# Can I use my HUMAX DRT800 as a DVR without a TiVo subscription?



## Robotess (Aug 21, 2006)

Does anyone know if I can use my Humax DRT800 as a regular DVR after I've cancelled my TiVo subscription? I'd like to view TV through the DVR, use the pause and rewind function and record programs.

-Robotess


----------



## Gunnyman (Jul 10, 2003)

Nope
u will be able to pause live tv and rewind/forward but that's it.


----------



## Robotess (Aug 21, 2006)

Thx for a quick reply, Gunnyman...does it mean that I can't unlock the Firewire port in the front (1394) and record my Mini-DV discs from my Handycam either (to burn on DVD later on)?

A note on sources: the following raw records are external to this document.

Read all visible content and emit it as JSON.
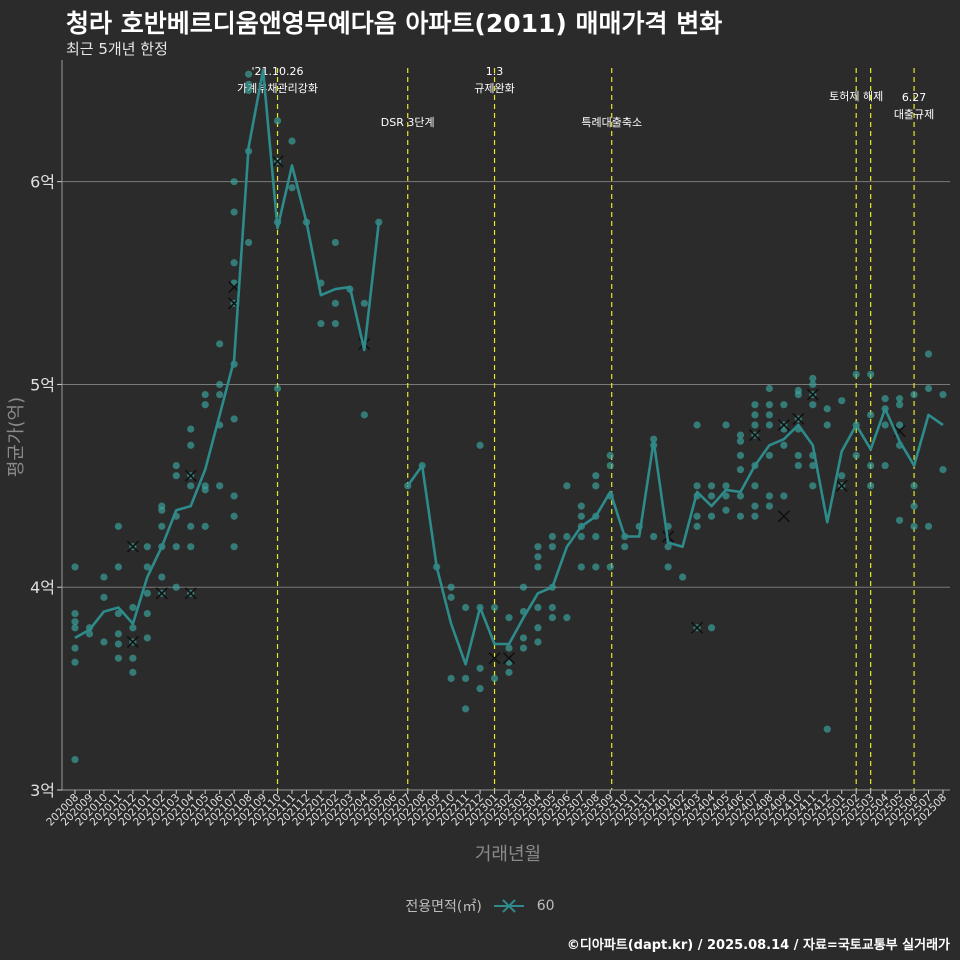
{
  "title": "청라 호반베르디움앤영무예다음 아파트(2011) 매매가격 변화",
  "subtitle": "최근 5개년 한정",
  "caption": "©디아파트(dapt.kr) / 2025.08.14 / 자료=국토교통부 실거래가",
  "legend": {
    "title": "전용면적(㎡)",
    "entry": "60"
  },
  "colors": {
    "line": "#2e8b8b",
    "point": "#3aa6a0",
    "cross": "#111111",
    "event": "#e8e82a",
    "grid": "#7a7a7a",
    "background": "#2b2b2b"
  },
  "chart_data": {
    "type": "line",
    "xlabel": "거래년월",
    "ylabel": "평균가(억)",
    "ylim": [
      3,
      6.6
    ],
    "yticks": [
      3,
      4,
      5,
      6
    ],
    "ytick_labels": [
      "3억",
      "4억",
      "5억",
      "6억"
    ],
    "grid": true,
    "legend_position": "bottom",
    "categories": [
      "202008",
      "202009",
      "202010",
      "202011",
      "202012",
      "202101",
      "202102",
      "202103",
      "202104",
      "202105",
      "202106",
      "202107",
      "202108",
      "202109",
      "202110",
      "202111",
      "202112",
      "202201",
      "202202",
      "202203",
      "202204",
      "202205",
      "202206",
      "202207",
      "202208",
      "202209",
      "202210",
      "202211",
      "202212",
      "202301",
      "202302",
      "202303",
      "202304",
      "202305",
      "202306",
      "202307",
      "202308",
      "202309",
      "202310",
      "202311",
      "202312",
      "202401",
      "202402",
      "202403",
      "202404",
      "202405",
      "202406",
      "202407",
      "202408",
      "202409",
      "202410",
      "202411",
      "202412",
      "202501",
      "202502",
      "202503",
      "202504",
      "202505",
      "202506",
      "202507",
      "202508"
    ],
    "series": [
      {
        "name": "60",
        "values": [
          3.75,
          3.79,
          3.88,
          3.9,
          3.82,
          4.05,
          4.2,
          4.38,
          4.4,
          4.58,
          4.85,
          5.12,
          6.17,
          6.55,
          5.77,
          6.08,
          5.8,
          5.44,
          5.47,
          5.48,
          5.17,
          5.8,
          null,
          4.5,
          4.6,
          4.1,
          3.82,
          3.62,
          3.9,
          3.72,
          3.72,
          3.85,
          3.97,
          4.0,
          4.2,
          4.3,
          4.35,
          4.47,
          4.25,
          4.25,
          4.72,
          4.22,
          4.2,
          4.47,
          4.4,
          4.48,
          4.47,
          4.6,
          4.7,
          4.73,
          4.8,
          4.7,
          4.32,
          4.67,
          4.8,
          4.68,
          4.88,
          4.72,
          4.6,
          4.85,
          4.8
        ]
      }
    ],
    "scatter_points": [
      [
        0,
        3.15
      ],
      [
        0,
        3.63
      ],
      [
        0,
        3.7
      ],
      [
        0,
        3.8
      ],
      [
        0,
        3.83
      ],
      [
        0,
        3.87
      ],
      [
        0,
        4.1
      ],
      [
        1,
        3.77
      ],
      [
        1,
        3.8
      ],
      [
        2,
        3.73
      ],
      [
        2,
        3.95
      ],
      [
        2,
        4.05
      ],
      [
        3,
        3.65
      ],
      [
        3,
        3.72
      ],
      [
        3,
        3.77
      ],
      [
        3,
        3.87
      ],
      [
        3,
        4.1
      ],
      [
        3,
        4.3
      ],
      [
        4,
        3.58
      ],
      [
        4,
        3.65
      ],
      [
        4,
        3.73
      ],
      [
        4,
        3.8
      ],
      [
        4,
        3.9
      ],
      [
        4,
        4.2
      ],
      [
        5,
        3.75
      ],
      [
        5,
        3.87
      ],
      [
        5,
        3.97
      ],
      [
        5,
        4.1
      ],
      [
        5,
        4.2
      ],
      [
        6,
        3.97
      ],
      [
        6,
        4.05
      ],
      [
        6,
        4.2
      ],
      [
        6,
        4.3
      ],
      [
        6,
        4.38
      ],
      [
        6,
        4.4
      ],
      [
        7,
        4.0
      ],
      [
        7,
        4.2
      ],
      [
        7,
        4.35
      ],
      [
        7,
        4.55
      ],
      [
        7,
        4.6
      ],
      [
        8,
        3.97
      ],
      [
        8,
        4.2
      ],
      [
        8,
        4.3
      ],
      [
        8,
        4.5
      ],
      [
        8,
        4.55
      ],
      [
        8,
        4.7
      ],
      [
        8,
        4.78
      ],
      [
        9,
        4.3
      ],
      [
        9,
        4.48
      ],
      [
        9,
        4.5
      ],
      [
        9,
        4.9
      ],
      [
        9,
        4.95
      ],
      [
        10,
        4.5
      ],
      [
        10,
        4.8
      ],
      [
        10,
        4.95
      ],
      [
        10,
        5.0
      ],
      [
        10,
        5.2
      ],
      [
        11,
        4.2
      ],
      [
        11,
        4.35
      ],
      [
        11,
        4.45
      ],
      [
        11,
        4.83
      ],
      [
        11,
        5.1
      ],
      [
        11,
        5.4
      ],
      [
        11,
        5.5
      ],
      [
        11,
        5.6
      ],
      [
        11,
        5.85
      ],
      [
        11,
        6.0
      ],
      [
        12,
        5.7
      ],
      [
        12,
        6.15
      ],
      [
        12,
        6.45
      ],
      [
        12,
        6.48
      ],
      [
        12,
        6.53
      ],
      [
        14,
        4.98
      ],
      [
        14,
        5.8
      ],
      [
        14,
        6.1
      ],
      [
        14,
        6.3
      ],
      [
        15,
        5.97
      ],
      [
        15,
        6.2
      ],
      [
        16,
        5.8
      ],
      [
        17,
        5.3
      ],
      [
        17,
        5.5
      ],
      [
        18,
        5.3
      ],
      [
        18,
        5.4
      ],
      [
        18,
        5.7
      ],
      [
        19,
        5.47
      ],
      [
        20,
        4.85
      ],
      [
        20,
        5.4
      ],
      [
        21,
        5.8
      ],
      [
        23,
        4.5
      ],
      [
        24,
        4.6
      ],
      [
        25,
        4.1
      ],
      [
        26,
        3.55
      ],
      [
        26,
        3.95
      ],
      [
        26,
        4.0
      ],
      [
        27,
        3.4
      ],
      [
        27,
        3.55
      ],
      [
        27,
        3.9
      ],
      [
        28,
        3.5
      ],
      [
        28,
        3.6
      ],
      [
        28,
        3.9
      ],
      [
        28,
        4.7
      ],
      [
        29,
        3.55
      ],
      [
        29,
        3.9
      ],
      [
        30,
        3.58
      ],
      [
        30,
        3.63
      ],
      [
        30,
        3.7
      ],
      [
        30,
        3.85
      ],
      [
        31,
        3.7
      ],
      [
        31,
        3.75
      ],
      [
        31,
        3.88
      ],
      [
        31,
        4.0
      ],
      [
        32,
        3.73
      ],
      [
        32,
        3.8
      ],
      [
        32,
        3.9
      ],
      [
        32,
        4.1
      ],
      [
        32,
        4.15
      ],
      [
        32,
        4.2
      ],
      [
        33,
        3.85
      ],
      [
        33,
        3.9
      ],
      [
        33,
        4.0
      ],
      [
        33,
        4.2
      ],
      [
        33,
        4.25
      ],
      [
        34,
        3.85
      ],
      [
        34,
        4.25
      ],
      [
        34,
        4.5
      ],
      [
        35,
        4.1
      ],
      [
        35,
        4.25
      ],
      [
        35,
        4.3
      ],
      [
        35,
        4.35
      ],
      [
        35,
        4.4
      ],
      [
        36,
        4.1
      ],
      [
        36,
        4.25
      ],
      [
        36,
        4.35
      ],
      [
        36,
        4.5
      ],
      [
        36,
        4.55
      ],
      [
        37,
        4.1
      ],
      [
        37,
        4.45
      ],
      [
        37,
        4.6
      ],
      [
        37,
        4.65
      ],
      [
        38,
        4.2
      ],
      [
        38,
        4.25
      ],
      [
        39,
        4.3
      ],
      [
        40,
        4.25
      ],
      [
        40,
        4.7
      ],
      [
        40,
        4.73
      ],
      [
        41,
        4.1
      ],
      [
        41,
        4.2
      ],
      [
        41,
        4.3
      ],
      [
        42,
        4.05
      ],
      [
        43,
        3.8
      ],
      [
        43,
        4.3
      ],
      [
        43,
        4.35
      ],
      [
        43,
        4.45
      ],
      [
        43,
        4.5
      ],
      [
        43,
        4.8
      ],
      [
        44,
        3.8
      ],
      [
        44,
        4.35
      ],
      [
        44,
        4.45
      ],
      [
        44,
        4.5
      ],
      [
        45,
        4.38
      ],
      [
        45,
        4.45
      ],
      [
        45,
        4.5
      ],
      [
        45,
        4.8
      ],
      [
        46,
        4.35
      ],
      [
        46,
        4.45
      ],
      [
        46,
        4.58
      ],
      [
        46,
        4.65
      ],
      [
        46,
        4.72
      ],
      [
        46,
        4.75
      ],
      [
        47,
        4.35
      ],
      [
        47,
        4.4
      ],
      [
        47,
        4.5
      ],
      [
        47,
        4.6
      ],
      [
        47,
        4.75
      ],
      [
        47,
        4.8
      ],
      [
        47,
        4.85
      ],
      [
        47,
        4.9
      ],
      [
        48,
        4.4
      ],
      [
        48,
        4.45
      ],
      [
        48,
        4.65
      ],
      [
        48,
        4.8
      ],
      [
        48,
        4.85
      ],
      [
        48,
        4.9
      ],
      [
        48,
        4.98
      ],
      [
        49,
        4.45
      ],
      [
        49,
        4.7
      ],
      [
        49,
        4.78
      ],
      [
        49,
        4.8
      ],
      [
        49,
        4.9
      ],
      [
        50,
        4.6
      ],
      [
        50,
        4.65
      ],
      [
        50,
        4.78
      ],
      [
        50,
        4.83
      ],
      [
        50,
        4.95
      ],
      [
        50,
        4.97
      ],
      [
        51,
        4.5
      ],
      [
        51,
        4.6
      ],
      [
        51,
        4.65
      ],
      [
        51,
        4.9
      ],
      [
        51,
        4.95
      ],
      [
        51,
        5.0
      ],
      [
        51,
        5.03
      ],
      [
        52,
        3.3
      ],
      [
        52,
        4.8
      ],
      [
        52,
        4.88
      ],
      [
        53,
        4.5
      ],
      [
        53,
        4.55
      ],
      [
        53,
        4.92
      ],
      [
        54,
        4.65
      ],
      [
        54,
        4.8
      ],
      [
        54,
        5.05
      ],
      [
        55,
        4.5
      ],
      [
        55,
        4.6
      ],
      [
        55,
        4.85
      ],
      [
        55,
        5.05
      ],
      [
        56,
        4.6
      ],
      [
        56,
        4.8
      ],
      [
        56,
        4.88
      ],
      [
        56,
        4.93
      ],
      [
        57,
        4.33
      ],
      [
        57,
        4.7
      ],
      [
        57,
        4.8
      ],
      [
        57,
        4.9
      ],
      [
        57,
        4.93
      ],
      [
        58,
        4.3
      ],
      [
        58,
        4.4
      ],
      [
        58,
        4.5
      ],
      [
        58,
        4.95
      ],
      [
        59,
        4.3
      ],
      [
        59,
        5.15
      ],
      [
        59,
        4.98
      ],
      [
        60,
        4.58
      ],
      [
        60,
        4.95
      ]
    ],
    "cross_marks": [
      [
        4,
        3.73
      ],
      [
        4,
        4.2
      ],
      [
        6,
        3.97
      ],
      [
        8,
        3.97
      ],
      [
        8,
        4.55
      ],
      [
        11,
        5.4
      ],
      [
        11,
        5.48
      ],
      [
        14,
        6.1
      ],
      [
        20,
        5.2
      ],
      [
        29,
        3.65
      ],
      [
        30,
        3.65
      ],
      [
        41,
        4.25
      ],
      [
        43,
        3.8
      ],
      [
        47,
        4.75
      ],
      [
        49,
        4.35
      ],
      [
        49,
        4.8
      ],
      [
        50,
        4.83
      ],
      [
        51,
        4.95
      ],
      [
        53,
        4.5
      ],
      [
        57,
        4.77
      ]
    ],
    "events": [
      {
        "x_index": 14.0,
        "label": "'21.10.26\n가계부채관리강화",
        "row": 0
      },
      {
        "x_index": 23.0,
        "label": "DSR 3단계",
        "row": 2
      },
      {
        "x_index": 29.0,
        "label": "1.3\n규제완화",
        "row": 0
      },
      {
        "x_index": 37.1,
        "label": "특례대출축소",
        "row": 2
      },
      {
        "x_index": 54.0,
        "label": "토허제 해제",
        "row": 1
      },
      {
        "x_index": 55.0,
        "label": "",
        "row": 1
      },
      {
        "x_index": 58.0,
        "label": "6.27\n대출규제",
        "row": 3
      }
    ]
  }
}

Not that it matter that much but I can't even get the pause/rewind to work. When I'm trying to view a program through the Humax it gives me a black screen with a msg to subscribe to TiVo.

-Robotess


----------



## Gunnyman (Jul 10, 2003)

live tv doesn't work at all?
You won't be able to access any recordings I know that much. Essentially the device is aboat anchor with no subscription.


----------



## s10blazed (Apr 9, 2006)

Is there any way I can make this work if the modem inside is dead? I have one that is trying to connect for the first time and the modem keeps failing even though the line is good. My subscription is almost over, but the machine is out of warrenty for some time now.


----------



## jporter12 (Mar 10, 2006)

I believe you could hack it to use the internet for the call home, but someone else will have to verify that for me, since I only have DirecTiVo's....


----------



## jporter12 (Mar 10, 2006)

And, that would only bea solution for the failed modem, not to get around the service. I love the TiVo service, and hope it lives on, and improves forever!!!! I also wish Directv would wake up and offer TiVo along side their DVR for us Die-hards!


----------



## classicsat (Feb 18, 2004)

You can use an external modem, serial PPP, or network the box.

Regardless of the state of the hardware, yuo cannot make it work without a sub where one is required.


----------